MANOVRA, BRUNETTA (FI): CON PROCEDURA INFRAZIONE VERSO CREDIT CRUNCH
(9Colonne) Roma, 21 nov – Oggi molto probabilmente verrà aperta la procedura d’infrazione sul debito, non sul deficit. Con l’atteggiamento sbruffone del governo, l’Europa apre la procedura, l’Italia viene protestata e nessuno fa più credito all’Italia”. Così Renato BRUNETTA, deputato di Forza Italia, a Radio Cusano Campus. “Dicono all’Europa: non preoccupatevi, perché faremo una vendita di immobili pari a 18 miliardi. Peccato che negli anni scorsi si era sempre detto che avremmo dismesso patrimonio, ma non abbiamo mai ricavato un euro dalla dismissione del patrimonio. Queste sono sbruffonate da disperati. Se l’Europa avvierà la procedura d’infrazione, immediatamente i mercati ne prenderanno atto, comincerà a risalire lo spread, saliranno i rendimenti dei nostri titoli sui mercati secondari, ne deriverà un affanno immediato del nostro sistema bancario. Se diminuisce il valore dei titoli in pancia alle banche, la banca deve chiudere il rubinetto. Questo vuol dire che se tu domani vai a chiedere un mutuo, il direttore della banca ti dirà: ‘non ti posso dare 100mila euro ma 60mila’ oppure ‘te ne posso dare 100mila ma con un tasso d’interesse più alto’ oppure ‘torna la prossima settimana perché al momento non possiamo concedere mutui’. Si chiama credit crunch”.

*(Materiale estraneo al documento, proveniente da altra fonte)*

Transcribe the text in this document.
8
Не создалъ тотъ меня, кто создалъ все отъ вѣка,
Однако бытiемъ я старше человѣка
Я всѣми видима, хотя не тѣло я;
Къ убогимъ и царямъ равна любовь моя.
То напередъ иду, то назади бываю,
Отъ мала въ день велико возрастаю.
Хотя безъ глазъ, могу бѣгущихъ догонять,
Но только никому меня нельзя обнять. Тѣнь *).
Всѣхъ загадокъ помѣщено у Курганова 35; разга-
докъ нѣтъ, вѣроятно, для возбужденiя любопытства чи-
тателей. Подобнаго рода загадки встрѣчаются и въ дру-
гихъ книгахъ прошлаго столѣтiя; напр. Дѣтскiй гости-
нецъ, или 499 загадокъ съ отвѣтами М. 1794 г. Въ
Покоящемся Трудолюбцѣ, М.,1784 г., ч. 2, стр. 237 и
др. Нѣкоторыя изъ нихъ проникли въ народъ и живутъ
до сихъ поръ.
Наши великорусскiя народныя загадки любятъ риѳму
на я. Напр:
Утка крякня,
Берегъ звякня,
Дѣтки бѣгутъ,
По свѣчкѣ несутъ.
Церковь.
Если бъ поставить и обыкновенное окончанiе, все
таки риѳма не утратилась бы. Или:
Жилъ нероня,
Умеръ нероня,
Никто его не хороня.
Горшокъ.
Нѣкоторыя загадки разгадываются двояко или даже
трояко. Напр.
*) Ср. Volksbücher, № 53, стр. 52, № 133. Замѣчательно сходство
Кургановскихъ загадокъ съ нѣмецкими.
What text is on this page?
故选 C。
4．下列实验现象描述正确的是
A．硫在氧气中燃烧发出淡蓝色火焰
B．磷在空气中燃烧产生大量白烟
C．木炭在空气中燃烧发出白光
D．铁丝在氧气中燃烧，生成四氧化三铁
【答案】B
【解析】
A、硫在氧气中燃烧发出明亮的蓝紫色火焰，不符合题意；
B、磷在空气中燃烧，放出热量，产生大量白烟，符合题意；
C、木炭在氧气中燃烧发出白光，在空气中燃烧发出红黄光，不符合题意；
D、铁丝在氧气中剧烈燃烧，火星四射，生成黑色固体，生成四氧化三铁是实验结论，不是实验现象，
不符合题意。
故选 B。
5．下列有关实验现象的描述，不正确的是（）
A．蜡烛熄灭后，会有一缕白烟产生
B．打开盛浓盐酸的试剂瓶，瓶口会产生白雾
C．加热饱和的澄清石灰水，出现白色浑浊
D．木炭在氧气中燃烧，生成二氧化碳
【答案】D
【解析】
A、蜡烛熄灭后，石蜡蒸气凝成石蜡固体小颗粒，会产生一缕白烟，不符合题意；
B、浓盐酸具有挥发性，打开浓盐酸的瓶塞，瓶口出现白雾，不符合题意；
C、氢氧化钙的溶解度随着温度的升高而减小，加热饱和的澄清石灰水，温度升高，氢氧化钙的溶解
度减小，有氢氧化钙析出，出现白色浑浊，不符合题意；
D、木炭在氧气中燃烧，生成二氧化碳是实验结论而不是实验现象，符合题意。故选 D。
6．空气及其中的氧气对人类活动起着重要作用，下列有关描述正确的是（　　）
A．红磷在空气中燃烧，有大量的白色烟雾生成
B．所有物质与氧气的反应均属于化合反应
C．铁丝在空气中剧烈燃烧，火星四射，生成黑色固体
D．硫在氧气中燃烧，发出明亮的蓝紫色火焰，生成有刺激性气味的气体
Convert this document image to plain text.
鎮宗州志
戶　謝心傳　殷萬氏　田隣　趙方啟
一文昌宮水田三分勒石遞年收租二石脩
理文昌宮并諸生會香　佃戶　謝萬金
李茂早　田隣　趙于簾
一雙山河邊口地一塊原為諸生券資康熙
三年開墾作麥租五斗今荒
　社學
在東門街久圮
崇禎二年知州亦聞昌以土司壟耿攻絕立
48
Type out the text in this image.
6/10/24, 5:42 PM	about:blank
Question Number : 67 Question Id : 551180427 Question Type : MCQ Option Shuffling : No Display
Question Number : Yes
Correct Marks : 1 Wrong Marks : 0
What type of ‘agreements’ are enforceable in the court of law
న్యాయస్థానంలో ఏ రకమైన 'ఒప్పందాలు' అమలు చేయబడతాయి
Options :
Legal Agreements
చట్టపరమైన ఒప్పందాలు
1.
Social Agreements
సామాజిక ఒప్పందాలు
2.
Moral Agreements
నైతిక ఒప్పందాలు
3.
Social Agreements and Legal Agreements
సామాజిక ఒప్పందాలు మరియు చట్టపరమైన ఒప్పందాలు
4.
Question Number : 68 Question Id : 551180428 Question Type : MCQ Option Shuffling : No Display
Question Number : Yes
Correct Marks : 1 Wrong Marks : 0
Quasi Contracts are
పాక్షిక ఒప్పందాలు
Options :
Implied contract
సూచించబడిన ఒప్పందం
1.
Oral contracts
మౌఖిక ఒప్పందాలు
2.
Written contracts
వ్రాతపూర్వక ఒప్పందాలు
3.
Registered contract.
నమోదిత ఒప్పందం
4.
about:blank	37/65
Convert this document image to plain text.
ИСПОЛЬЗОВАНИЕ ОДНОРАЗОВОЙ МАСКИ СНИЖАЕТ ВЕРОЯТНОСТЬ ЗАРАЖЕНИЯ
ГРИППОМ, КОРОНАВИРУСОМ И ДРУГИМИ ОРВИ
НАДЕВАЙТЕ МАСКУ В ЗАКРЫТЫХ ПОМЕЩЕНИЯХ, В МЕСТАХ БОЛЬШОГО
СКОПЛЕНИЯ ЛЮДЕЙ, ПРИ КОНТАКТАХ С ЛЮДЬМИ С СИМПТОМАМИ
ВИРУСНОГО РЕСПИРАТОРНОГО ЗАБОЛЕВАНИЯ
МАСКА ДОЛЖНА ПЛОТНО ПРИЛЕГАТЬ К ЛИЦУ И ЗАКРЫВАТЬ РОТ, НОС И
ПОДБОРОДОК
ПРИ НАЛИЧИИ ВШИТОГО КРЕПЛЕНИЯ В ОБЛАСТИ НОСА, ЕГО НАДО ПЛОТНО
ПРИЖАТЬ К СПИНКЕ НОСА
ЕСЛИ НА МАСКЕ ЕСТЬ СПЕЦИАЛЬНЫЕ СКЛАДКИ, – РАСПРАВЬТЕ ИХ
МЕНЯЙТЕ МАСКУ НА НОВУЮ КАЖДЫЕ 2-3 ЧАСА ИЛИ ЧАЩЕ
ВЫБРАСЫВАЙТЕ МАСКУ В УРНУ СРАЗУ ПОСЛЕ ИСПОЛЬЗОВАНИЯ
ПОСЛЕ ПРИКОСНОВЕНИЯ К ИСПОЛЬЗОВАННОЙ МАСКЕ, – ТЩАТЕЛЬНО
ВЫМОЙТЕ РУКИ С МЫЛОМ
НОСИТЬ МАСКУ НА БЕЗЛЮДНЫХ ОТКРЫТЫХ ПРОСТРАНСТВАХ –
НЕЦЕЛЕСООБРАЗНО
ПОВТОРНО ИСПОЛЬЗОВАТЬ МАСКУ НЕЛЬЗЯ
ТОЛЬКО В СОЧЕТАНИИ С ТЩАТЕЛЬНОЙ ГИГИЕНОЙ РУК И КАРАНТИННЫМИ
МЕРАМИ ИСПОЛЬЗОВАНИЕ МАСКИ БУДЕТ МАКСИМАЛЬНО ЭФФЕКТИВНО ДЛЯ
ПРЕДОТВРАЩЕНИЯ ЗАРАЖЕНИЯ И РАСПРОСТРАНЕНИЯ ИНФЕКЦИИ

R. CITTADINANZA, BRUNETTA (FI): MANCIA PER FANNULLONI
(9Colonne) Roma, 21 nov – “Il reddito di cittadinanza non combatte la povertà, dà una mancia e un sussidio ai fannulloni e a chi lavora in nero. Per combattere la povertà bisogna dare una mano alle famiglie. Il contrasto alla povertà è una cosa troppo complessa perché la possa comprendere uno come Di Maio. Di Maio non solo queste cose non le sa ma non vuole neanche studiarle, bisognerebbe rimandarlo all’università”. Così Renato BRUNETTA, deputato di Forza Italia, a Radio Cusano Campus. E aggiunge: “Questo è un governo che mostra una maggioranza anomala, mostruosa, democraticamente illegittima. Lega e M5S alle elezioni si sono presentati alle elezioni con due programmi totalmente diversi. Il contratto di governo si è costruito a tavolino e non ha mai ricevuto l’ok dal popolo sovrano. E’ stata fatta una sintesi di potere. Quello che è successo ieri sull’anticorruzione è emblematico. Quando non ci sono poltrone da spartire, non ci sono provvedimenti semplici come la sicurezza o lo sgombero dei Casamonica, lì casca l’asino, o meglio casca la maggioranza e anche il governo. E laddove si trovano uniti contro l’Europa casca l’Italia. L’alleanza si sta sfasciando”.